Violence experienced by expecting mothers detectable in the DNA of their grandchildren
In 1944 and 1945, during the Second World War, the Netherlands experienced a winter famine. Studies have revealed that the children of mothers who were pregnant during this period tended to be overweight and have lifestyle diseases. By contrast, the children of mothers who had been pregnant during the siege of Leningrad in the Second World War displayed none of these tendencies. One of the differences was that, after 1945, Holland developed into an affluent society with an abundance of food, while the Soviet Union did not. These Dutch children had been programmed to survive in a world of famine and few resources but were actually living in abundance.
This coding does not change within a generation. Experiments on animals provide evidence for these effects lasting several generations afterwards. Studies have also drawn the conclusion that epigenetic effects of the experiences of expecting human mothers can be observed in the DNA of their grandchildren. Further confirmation for this hypothesis has now been provided by clinical psychologist Professor Thomas Elbert and his team in Konstanz. Translational Psychiatry published the results of data collected by Dr Fernanda Serpeloni in Rio de Janeiro state, in a region with high levels of domestic and community violence. Dr Serpeloni works in the Clinical Psychology and Neuropsychology research group. The study focuses on finding evidence that experiencing massive violence during pregnancy influences the legibility of genes into the grandchildren's generation.
For her dissertation, Fernanda Serpeloni and specially trained colleagues took saliva samples from 386 people—grandmothers, their daughters and grandchildren. The grandmother and daughter generations were also asked about violence they had experienced in their partnerships and communities in the periods before, during and after their pregnancies.
A fifth of the grandmothers reported having experienced violence by their partners during the pregnancy, another fifth had experienced violence in their extended family and community and seven percent indicated having experienced both forms of stress during pregnancy.
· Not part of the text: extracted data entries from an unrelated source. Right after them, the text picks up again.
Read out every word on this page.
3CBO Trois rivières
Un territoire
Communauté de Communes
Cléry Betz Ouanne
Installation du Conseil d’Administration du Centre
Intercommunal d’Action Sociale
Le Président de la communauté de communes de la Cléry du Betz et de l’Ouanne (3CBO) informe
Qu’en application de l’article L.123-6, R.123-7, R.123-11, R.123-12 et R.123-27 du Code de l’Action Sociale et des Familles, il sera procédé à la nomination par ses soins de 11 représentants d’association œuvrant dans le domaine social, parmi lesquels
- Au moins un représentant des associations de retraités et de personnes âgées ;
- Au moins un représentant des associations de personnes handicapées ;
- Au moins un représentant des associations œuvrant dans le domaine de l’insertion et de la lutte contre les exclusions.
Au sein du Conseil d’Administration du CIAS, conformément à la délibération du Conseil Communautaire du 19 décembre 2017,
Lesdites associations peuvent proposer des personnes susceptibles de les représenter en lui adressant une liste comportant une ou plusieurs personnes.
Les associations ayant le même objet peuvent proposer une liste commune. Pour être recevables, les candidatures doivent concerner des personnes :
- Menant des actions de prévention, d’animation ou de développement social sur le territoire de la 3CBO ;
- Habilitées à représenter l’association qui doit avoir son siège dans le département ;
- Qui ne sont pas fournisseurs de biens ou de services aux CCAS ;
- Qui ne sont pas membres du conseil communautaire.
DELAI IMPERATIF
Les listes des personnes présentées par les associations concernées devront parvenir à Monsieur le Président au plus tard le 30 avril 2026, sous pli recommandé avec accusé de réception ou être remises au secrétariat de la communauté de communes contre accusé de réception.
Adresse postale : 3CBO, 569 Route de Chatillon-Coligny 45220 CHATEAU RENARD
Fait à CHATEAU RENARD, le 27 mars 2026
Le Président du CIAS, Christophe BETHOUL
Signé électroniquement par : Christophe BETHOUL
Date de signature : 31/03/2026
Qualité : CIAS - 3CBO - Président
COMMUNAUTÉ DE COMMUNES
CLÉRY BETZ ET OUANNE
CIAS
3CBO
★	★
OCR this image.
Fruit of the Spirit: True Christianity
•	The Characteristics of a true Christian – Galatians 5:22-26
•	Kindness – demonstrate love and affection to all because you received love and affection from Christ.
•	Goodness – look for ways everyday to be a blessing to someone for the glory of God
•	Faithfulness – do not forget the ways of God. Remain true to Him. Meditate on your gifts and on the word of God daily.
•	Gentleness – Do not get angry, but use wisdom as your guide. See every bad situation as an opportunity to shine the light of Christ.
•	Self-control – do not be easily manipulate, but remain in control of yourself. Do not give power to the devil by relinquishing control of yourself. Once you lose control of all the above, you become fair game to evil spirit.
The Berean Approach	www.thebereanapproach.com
Based on the saliva samples, researchers were able to predict the grandchildren's DNA in five locations within genes involved in circulatory regulation—based on the violence experienced by the grandmothers while they were pregnant with the mothers of these children. "Our studies revealed that especially violence experienced during pregnancy leads to different methylations in children. This is the case, regardless of whether the violence was committed by the partner or in the community," Thomas Elbert concludes.
DNA methylation describes the biological mechanism which connects certain DNA segments to a methyl group. This process is a reaction of the genome to the environment through which genes can be either activated or deactivated. It is an epigenetic mechanism, since the genetic sequence itself is not changed, but only the implementation of the genetic information, its legibility.
The study confirms the role DNA methylation plays in transferring stress from generation to generation. "Methylation patterns are supposed to make it easier to adapt to an environment," says Thomas Elbert. In this case, it suggests: children with the altered DNA methylation patterns might either become more fearful even to the point of depression or act more aggressively and not be very sensitive to others. "It is generally accepted that prenatal stress influences the development of the nervous system, psychological health and risk of psychiatric disorders" Thomas Elbert says. Prenatal DNA methylation patterns could be used as biomarkers in the future.